Vehicles may soon be able to download apps, stream music, give directions and keep motorists connected to the Internet. The connected car market will be valued at $54 billion by 2018, according to Quartz.

How will car manufacturers make connected driving a safe experience? Connected driving will likely become hands-free through a mix of such new technologies as screens that follow eye movement; systems that respond to the driver's voice; and cameras that obey hand gestures.

"The experience you're going to get is safer than using a smartphone," Joe Mosele of AT&T's "emerging devices" division told Quartz.

Swedish company Tobii makes eye-tracking software that uses sensors to follow eye movement and respond.
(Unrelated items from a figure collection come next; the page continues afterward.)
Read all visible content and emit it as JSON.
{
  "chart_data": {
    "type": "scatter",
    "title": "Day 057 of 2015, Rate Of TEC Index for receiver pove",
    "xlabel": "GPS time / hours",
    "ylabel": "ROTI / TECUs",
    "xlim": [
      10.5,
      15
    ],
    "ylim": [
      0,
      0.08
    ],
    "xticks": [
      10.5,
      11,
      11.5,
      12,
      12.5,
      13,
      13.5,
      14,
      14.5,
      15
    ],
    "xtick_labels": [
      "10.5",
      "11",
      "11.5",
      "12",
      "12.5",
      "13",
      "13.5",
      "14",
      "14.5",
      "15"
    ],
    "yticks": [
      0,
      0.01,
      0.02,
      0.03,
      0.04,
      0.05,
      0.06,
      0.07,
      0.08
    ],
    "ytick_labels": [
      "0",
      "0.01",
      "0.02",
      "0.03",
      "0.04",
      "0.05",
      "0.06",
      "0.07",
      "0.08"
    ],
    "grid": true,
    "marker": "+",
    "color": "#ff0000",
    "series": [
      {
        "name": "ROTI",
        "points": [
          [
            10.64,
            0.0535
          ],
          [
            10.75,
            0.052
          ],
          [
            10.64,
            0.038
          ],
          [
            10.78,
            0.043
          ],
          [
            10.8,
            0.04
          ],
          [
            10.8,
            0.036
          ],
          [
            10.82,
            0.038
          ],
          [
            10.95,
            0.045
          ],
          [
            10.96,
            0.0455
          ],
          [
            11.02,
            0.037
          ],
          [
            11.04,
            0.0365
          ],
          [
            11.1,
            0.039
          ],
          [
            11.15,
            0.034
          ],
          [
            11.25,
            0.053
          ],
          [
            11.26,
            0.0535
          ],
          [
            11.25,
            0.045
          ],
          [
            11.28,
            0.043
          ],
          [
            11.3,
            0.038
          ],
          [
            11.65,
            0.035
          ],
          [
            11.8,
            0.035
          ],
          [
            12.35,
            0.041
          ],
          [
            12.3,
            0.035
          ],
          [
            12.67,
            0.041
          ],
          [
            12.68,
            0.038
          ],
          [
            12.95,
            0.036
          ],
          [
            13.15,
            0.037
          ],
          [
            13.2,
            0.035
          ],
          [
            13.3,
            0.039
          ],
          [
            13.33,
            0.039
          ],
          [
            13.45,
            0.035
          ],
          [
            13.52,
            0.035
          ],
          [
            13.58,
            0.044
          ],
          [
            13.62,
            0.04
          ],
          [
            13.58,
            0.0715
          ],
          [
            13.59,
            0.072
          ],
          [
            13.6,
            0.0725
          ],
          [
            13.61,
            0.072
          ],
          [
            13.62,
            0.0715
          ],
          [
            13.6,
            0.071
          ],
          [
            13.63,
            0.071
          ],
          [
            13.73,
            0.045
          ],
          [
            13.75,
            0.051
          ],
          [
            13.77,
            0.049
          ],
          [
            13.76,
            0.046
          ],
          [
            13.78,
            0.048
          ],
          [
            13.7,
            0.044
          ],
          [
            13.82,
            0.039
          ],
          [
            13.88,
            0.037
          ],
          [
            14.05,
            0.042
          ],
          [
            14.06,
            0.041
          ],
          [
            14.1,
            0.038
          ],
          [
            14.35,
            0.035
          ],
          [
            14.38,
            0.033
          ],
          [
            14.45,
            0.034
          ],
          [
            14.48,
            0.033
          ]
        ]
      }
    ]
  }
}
Users can look up and down to scroll and stare at something directly to select.

Quartz said the technology gave "an immensely empowering feeling to be able to control something by doing nothing more than looking at it."

Drivers may soon be telling their cars what they need just as they would converse with another passenger, according to Shai Leib, creator of Siri-like app Ask Ziggy. Go back to picturing yourself asking your car for pizza.

"Once we understand what you said, we semantically understand what you need, so we would tell the user we found several restaurants," Leib described as quoted by Quartz. "The first one is 0.7 miles away. Would you like me to navigate to it? And the person would say yes go ahead. And then the system would start the map."

Connected cars could also be directed with the wave of a hand. Michel Tombroff of the Belgium-based company SoftKinetic believes that 3-D cameras will follow a driver's movements for commands.